In some cases, you simply may not know the answer to the question that is being asked of you. Don’t respond to this by giving false or misleading information. Put yourself forward with integrity. Highlight that, while you don’t have immediate answers, you do understand the complexity of the question. Rather than explain exactly how you would solve the problem, tell them how you would approach the problem. Where would you seek more information? What skills would you use that you currently have to find out the answers that you need? If you can display a capacity for critical thinking and problem solving-ability, you will cast yourself in a very favourable light. This is far more valuable than having all the answers.

3) Take a long pause

Pausing is the speaker’s friend. It allows you a moment to gather your thoughts and provides the listener with the time to process information before moving on to the next topic.
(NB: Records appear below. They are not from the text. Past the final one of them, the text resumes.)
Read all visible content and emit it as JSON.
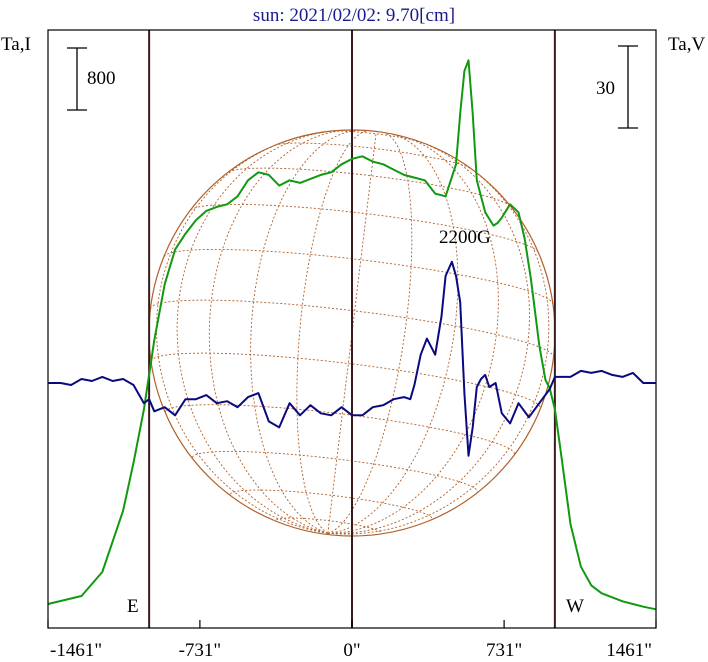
{
  "chart_data": {
    "type": "line",
    "title": "sun: 2021/02/02: 9.70[cm]",
    "left_axis_label": "Ta,I",
    "right_axis_label": "Ta,V",
    "scale_bar_left": "800",
    "scale_bar_right": "30",
    "annotation": "2200G",
    "limb_labels": {
      "east": "E",
      "west": "W"
    },
    "x_ticks": [
      {
        "value": -1461,
        "label": "-1461\""
      },
      {
        "value": -731,
        "label": "-731\""
      },
      {
        "value": 0,
        "label": "0\""
      },
      {
        "value": 731,
        "label": "731\""
      },
      {
        "value": 1461,
        "label": "1461\""
      }
    ],
    "xlim": [
      -1461,
      1461
    ],
    "vertical_lines_x": [
      -975,
      0,
      975
    ],
    "colors": {
      "intensity": "#119911",
      "polarization": "#0a0a80",
      "sun_grid": "#b0602a",
      "lines": "#3a1a1a",
      "title": "#1a1a8c"
    },
    "series": [
      {
        "key": "intensity",
        "x": [
          -1461,
          -1300,
          -1200,
          -1100,
          -1050,
          -1000,
          -975,
          -950,
          -900,
          -850,
          -800,
          -750,
          -700,
          -650,
          -600,
          -550,
          -500,
          -450,
          -400,
          -350,
          -300,
          -250,
          -200,
          -150,
          -100,
          -50,
          0,
          50,
          100,
          150,
          200,
          250,
          300,
          350,
          400,
          450,
          500,
          520,
          540,
          560,
          580,
          600,
          640,
          680,
          700,
          720,
          760,
          800,
          830,
          860,
          900,
          930,
          950,
          975,
          1000,
          1050,
          1100,
          1150,
          1200,
          1300,
          1400,
          1461
        ],
        "y": [
          30,
          60,
          150,
          380,
          560,
          760,
          890,
          1020,
          1230,
          1360,
          1420,
          1470,
          1505,
          1520,
          1530,
          1560,
          1620,
          1650,
          1640,
          1600,
          1620,
          1610,
          1625,
          1640,
          1650,
          1680,
          1700,
          1710,
          1690,
          1680,
          1660,
          1640,
          1630,
          1620,
          1570,
          1560,
          1680,
          1870,
          2030,
          2070,
          1870,
          1620,
          1500,
          1450,
          1460,
          1480,
          1530,
          1500,
          1400,
          1250,
          1000,
          870,
          840,
          760,
          620,
          330,
          170,
          100,
          70,
          40,
          20,
          10
        ]
      },
      {
        "key": "polarization",
        "x": [
          -1461,
          -1400,
          -1350,
          -1300,
          -1250,
          -1200,
          -1150,
          -1100,
          -1050,
          -1000,
          -975,
          -950,
          -900,
          -850,
          -800,
          -750,
          -700,
          -650,
          -600,
          -550,
          -500,
          -450,
          -400,
          -350,
          -300,
          -250,
          -200,
          -150,
          -100,
          -50,
          0,
          50,
          100,
          150,
          200,
          250,
          280,
          300,
          330,
          360,
          400,
          430,
          450,
          480,
          500,
          520,
          540,
          560,
          580,
          600,
          620,
          640,
          660,
          690,
          720,
          760,
          800,
          850,
          900,
          950,
          975,
          1000,
          1050,
          1100,
          1150,
          1200,
          1250,
          1300,
          1350,
          1400,
          1461
        ],
        "y": [
          0,
          0,
          -1,
          2,
          1,
          3,
          1,
          2,
          -1,
          -10,
          -8,
          -14,
          -12,
          -16,
          -8,
          -8,
          -6,
          -10,
          -9,
          -12,
          -7,
          -5,
          -19,
          -22,
          -10,
          -16,
          -11,
          -15,
          -16,
          -12,
          -16,
          -16,
          -12,
          -11,
          -8,
          -7,
          -8,
          -1,
          14,
          22,
          14,
          33,
          53,
          60,
          53,
          40,
          -5,
          -36,
          -22,
          -2,
          2,
          4,
          -2,
          0,
          -15,
          -20,
          -10,
          -17,
          -10,
          -3,
          3,
          3,
          3,
          6,
          5,
          6,
          4,
          3,
          5,
          0,
          0
        ]
      }
    ]
  }
}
While there is no hard and fast rule, think of 15-20 seconds as a good ballpark measurement for a pre-answer pause. Let them know you are considering one of several examples you could draw for your response. Once you have done so, you can take your time composing your answer in your mind before speaking. This gives you a moment to collate your thoughts into a cohesive answer, meaning you can move forward with confidence. In addition to this, a perfect pause will likely be welcomed by your listener. As many public speaking experts know, the pause is one of the most effective tools to have in your arsenal. A well-timed pause can have the psychological effect of keeping your interviewer on edge for your response. Whatever comes out of your mouth will sound thoughtful!

Final thoughts

Your interview is often the final hurdle in an application process. Allow yourself the time to give considered answers that do justice to all the hard work you have already put into the process.

Lastly, remember that they’ve called you into the interview because they want to meet you. They are already interested in what you have to offer. Now show them that they’re right!

Deborah Vieyra is a Fulbright alumna from South Africa who completed her MA in Applied Theatre Arts at the University of Southern California. She now works as a writer, proofreader and performer in Vancouver, Canada.